Comment by anon373839

25 days ago

> protect their investment

Viewed another way, the preferential pricing they're giving to Claude Code (and only Claude Code) is anticompetitive behavior that may be illegal.

This is a misunderstanding of the regulations.

They’re not obligated to give other companies access to their services at a discounted rate.

  • They may however be obligated to not give customers access to their services at a discounted rate either - predatory pricing is at least some of the time and in some jurisdictions illegal.

Are you suggesting Anthropic has a “duty to deal” with anyone who is trying to build competitive products to Claude Code, beyond access to their priced API? I don’t think so. Especially not to a product that’s been breaking ToS.
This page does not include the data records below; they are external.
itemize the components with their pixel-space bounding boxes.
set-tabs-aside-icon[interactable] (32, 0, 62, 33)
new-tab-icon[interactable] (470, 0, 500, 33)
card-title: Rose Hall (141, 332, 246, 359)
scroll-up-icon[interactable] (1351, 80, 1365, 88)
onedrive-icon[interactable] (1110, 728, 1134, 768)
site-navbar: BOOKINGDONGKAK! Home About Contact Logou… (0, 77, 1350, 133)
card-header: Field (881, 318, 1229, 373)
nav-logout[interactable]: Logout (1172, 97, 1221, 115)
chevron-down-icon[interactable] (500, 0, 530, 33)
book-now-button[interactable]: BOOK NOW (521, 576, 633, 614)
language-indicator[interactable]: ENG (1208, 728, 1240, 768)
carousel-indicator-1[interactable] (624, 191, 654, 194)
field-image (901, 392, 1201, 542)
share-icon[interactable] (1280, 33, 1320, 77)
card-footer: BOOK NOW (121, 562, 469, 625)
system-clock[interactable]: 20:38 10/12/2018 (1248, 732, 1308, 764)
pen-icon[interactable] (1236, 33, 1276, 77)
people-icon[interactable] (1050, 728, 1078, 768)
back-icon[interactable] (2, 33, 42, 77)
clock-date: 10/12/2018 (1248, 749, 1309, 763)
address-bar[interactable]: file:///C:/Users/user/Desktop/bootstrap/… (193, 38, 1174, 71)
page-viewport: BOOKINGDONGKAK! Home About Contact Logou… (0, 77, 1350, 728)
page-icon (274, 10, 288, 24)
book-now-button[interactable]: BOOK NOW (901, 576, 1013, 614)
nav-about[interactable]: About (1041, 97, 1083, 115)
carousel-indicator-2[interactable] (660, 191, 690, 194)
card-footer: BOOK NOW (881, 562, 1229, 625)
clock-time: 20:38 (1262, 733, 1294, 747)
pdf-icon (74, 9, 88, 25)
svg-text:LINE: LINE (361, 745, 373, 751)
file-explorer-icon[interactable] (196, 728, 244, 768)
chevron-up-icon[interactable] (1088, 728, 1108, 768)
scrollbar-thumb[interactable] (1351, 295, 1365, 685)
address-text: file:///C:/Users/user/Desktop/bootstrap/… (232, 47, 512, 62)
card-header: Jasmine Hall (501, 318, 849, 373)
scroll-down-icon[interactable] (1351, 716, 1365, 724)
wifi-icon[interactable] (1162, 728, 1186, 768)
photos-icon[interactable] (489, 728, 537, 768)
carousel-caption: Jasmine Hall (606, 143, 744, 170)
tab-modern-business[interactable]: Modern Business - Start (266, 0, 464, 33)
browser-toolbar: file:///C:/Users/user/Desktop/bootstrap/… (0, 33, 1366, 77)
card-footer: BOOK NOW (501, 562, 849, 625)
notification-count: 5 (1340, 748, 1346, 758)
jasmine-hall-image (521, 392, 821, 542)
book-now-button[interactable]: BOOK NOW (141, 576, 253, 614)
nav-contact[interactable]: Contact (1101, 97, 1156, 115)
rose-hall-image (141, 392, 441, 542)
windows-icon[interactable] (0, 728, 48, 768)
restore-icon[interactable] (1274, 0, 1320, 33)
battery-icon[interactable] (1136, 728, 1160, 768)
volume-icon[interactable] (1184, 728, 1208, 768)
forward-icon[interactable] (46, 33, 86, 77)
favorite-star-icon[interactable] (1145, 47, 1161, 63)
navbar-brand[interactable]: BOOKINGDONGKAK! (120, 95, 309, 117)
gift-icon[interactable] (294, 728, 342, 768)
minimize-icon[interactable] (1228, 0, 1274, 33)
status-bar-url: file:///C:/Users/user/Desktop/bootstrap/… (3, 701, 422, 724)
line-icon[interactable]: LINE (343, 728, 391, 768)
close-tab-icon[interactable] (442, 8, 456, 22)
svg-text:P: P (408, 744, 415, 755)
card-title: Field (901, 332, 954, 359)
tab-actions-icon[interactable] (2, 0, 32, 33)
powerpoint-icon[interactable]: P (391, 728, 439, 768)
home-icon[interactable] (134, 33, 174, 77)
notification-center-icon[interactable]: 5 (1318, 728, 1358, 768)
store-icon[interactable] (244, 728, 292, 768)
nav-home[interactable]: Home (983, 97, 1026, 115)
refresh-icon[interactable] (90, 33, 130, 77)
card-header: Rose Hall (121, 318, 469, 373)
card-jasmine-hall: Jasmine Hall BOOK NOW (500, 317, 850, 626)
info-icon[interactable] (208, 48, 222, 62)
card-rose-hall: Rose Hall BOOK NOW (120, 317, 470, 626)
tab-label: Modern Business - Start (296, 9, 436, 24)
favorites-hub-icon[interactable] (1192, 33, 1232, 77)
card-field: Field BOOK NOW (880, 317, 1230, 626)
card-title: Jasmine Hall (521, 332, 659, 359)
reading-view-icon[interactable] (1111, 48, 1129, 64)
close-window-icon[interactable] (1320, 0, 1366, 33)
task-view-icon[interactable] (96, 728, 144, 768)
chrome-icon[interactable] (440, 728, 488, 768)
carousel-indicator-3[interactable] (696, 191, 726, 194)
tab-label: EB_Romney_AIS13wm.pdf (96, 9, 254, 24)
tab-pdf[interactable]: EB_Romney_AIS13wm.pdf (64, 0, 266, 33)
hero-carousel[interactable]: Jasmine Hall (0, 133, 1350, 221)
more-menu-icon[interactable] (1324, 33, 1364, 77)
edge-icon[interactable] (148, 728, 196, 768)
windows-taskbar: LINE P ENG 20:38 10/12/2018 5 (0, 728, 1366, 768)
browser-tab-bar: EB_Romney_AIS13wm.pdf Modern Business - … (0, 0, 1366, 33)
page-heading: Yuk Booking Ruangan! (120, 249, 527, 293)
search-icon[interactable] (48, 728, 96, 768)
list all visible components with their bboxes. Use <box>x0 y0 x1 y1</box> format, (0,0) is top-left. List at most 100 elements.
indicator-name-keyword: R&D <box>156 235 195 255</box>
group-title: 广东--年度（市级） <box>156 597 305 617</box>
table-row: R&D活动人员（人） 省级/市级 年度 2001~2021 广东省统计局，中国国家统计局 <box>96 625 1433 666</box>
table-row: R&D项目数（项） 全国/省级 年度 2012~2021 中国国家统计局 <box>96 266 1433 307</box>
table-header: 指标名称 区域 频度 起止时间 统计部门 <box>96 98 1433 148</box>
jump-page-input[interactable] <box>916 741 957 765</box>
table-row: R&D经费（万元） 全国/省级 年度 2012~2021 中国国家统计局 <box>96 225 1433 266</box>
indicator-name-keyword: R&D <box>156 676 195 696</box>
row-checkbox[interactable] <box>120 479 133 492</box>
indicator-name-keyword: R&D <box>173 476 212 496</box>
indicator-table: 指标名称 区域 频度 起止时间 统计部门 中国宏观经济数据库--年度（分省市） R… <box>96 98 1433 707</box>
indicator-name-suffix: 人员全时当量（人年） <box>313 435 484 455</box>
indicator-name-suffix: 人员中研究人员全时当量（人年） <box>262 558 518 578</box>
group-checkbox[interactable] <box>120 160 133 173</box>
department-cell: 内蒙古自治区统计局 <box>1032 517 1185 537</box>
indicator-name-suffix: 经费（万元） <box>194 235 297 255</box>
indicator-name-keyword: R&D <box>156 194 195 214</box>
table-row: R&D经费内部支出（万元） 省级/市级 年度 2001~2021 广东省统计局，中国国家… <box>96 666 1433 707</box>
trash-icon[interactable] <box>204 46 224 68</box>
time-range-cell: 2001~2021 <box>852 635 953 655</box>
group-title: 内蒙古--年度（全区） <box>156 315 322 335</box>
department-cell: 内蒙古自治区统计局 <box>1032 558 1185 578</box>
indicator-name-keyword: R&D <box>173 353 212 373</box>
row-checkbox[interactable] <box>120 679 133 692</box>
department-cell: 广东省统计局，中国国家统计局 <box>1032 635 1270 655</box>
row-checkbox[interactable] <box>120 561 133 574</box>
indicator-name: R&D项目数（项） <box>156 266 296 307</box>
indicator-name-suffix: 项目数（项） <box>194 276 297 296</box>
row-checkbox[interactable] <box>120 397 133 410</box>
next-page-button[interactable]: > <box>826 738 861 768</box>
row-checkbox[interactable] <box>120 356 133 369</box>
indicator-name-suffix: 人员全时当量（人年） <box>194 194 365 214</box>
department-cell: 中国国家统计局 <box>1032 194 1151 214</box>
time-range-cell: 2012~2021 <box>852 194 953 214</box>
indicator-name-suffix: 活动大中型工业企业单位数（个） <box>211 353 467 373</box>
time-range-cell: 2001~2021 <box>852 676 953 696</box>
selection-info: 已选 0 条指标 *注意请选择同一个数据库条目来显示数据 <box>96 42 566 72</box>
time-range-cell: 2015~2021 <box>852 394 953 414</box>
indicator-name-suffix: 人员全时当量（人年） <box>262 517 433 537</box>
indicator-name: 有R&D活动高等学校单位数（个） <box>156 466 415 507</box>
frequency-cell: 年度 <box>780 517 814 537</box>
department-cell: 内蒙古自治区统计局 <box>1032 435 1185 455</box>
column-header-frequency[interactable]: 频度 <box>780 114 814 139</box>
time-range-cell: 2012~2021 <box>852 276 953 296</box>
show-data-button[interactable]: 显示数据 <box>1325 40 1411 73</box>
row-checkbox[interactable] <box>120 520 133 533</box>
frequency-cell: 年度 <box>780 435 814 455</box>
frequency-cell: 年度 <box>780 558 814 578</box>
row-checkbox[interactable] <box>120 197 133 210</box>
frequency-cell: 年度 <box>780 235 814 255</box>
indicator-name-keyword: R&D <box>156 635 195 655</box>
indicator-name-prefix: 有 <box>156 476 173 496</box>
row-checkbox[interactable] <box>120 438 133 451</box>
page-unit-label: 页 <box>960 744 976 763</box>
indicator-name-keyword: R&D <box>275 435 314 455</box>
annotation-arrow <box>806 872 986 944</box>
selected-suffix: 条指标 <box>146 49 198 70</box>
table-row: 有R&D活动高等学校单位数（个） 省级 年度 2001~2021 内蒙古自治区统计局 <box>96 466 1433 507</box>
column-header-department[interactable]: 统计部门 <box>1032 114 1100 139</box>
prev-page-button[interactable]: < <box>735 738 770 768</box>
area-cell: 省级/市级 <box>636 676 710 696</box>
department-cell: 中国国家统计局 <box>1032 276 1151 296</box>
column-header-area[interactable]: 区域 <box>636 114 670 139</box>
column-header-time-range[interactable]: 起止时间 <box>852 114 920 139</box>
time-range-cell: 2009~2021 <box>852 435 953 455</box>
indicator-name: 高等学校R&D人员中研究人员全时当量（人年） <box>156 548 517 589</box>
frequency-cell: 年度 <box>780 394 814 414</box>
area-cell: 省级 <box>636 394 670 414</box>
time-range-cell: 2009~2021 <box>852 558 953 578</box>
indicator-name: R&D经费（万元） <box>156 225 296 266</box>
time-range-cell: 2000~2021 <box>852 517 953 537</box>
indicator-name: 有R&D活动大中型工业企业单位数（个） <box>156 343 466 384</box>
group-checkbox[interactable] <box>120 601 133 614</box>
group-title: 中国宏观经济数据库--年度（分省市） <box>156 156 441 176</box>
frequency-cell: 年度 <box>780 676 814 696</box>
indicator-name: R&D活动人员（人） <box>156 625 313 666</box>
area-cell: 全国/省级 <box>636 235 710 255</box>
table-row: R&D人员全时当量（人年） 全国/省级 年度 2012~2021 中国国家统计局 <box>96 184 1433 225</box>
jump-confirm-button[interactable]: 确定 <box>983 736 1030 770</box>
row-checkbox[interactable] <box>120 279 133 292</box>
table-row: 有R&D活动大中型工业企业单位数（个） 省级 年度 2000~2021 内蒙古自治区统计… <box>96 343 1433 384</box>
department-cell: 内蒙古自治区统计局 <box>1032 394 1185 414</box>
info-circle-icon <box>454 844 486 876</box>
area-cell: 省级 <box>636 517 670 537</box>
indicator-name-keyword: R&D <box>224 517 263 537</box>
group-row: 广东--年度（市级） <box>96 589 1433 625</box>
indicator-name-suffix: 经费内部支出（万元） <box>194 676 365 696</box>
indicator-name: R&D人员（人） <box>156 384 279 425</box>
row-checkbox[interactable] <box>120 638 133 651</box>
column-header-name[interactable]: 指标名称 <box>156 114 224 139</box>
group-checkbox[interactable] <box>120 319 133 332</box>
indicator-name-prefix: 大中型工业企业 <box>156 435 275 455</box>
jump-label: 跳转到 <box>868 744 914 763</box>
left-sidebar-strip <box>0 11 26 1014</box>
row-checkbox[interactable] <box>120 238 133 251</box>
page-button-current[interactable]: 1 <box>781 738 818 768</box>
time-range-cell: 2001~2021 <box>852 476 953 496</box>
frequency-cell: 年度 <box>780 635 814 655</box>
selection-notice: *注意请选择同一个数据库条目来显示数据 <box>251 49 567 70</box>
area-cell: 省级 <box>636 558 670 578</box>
  • No, but I think they should. Or anti-trust was enforced through some other means. Or at all really.

    Citing the ToS is circular logic. They set the terms and can change them whenever they want!

    • A regulatory duty to deal is the opposite of setting your own terms. Yes, citing a ToS is acceptable in this scenario. We can throw ToS out if we all believed in duty to deal.

  • Do other companies have a similar "duty to deal" - for example, if Microsoft or Apple ToS forbid use of open source software with their software? Or if VS Code ToS forbid people from using VS Code to work on a competitor?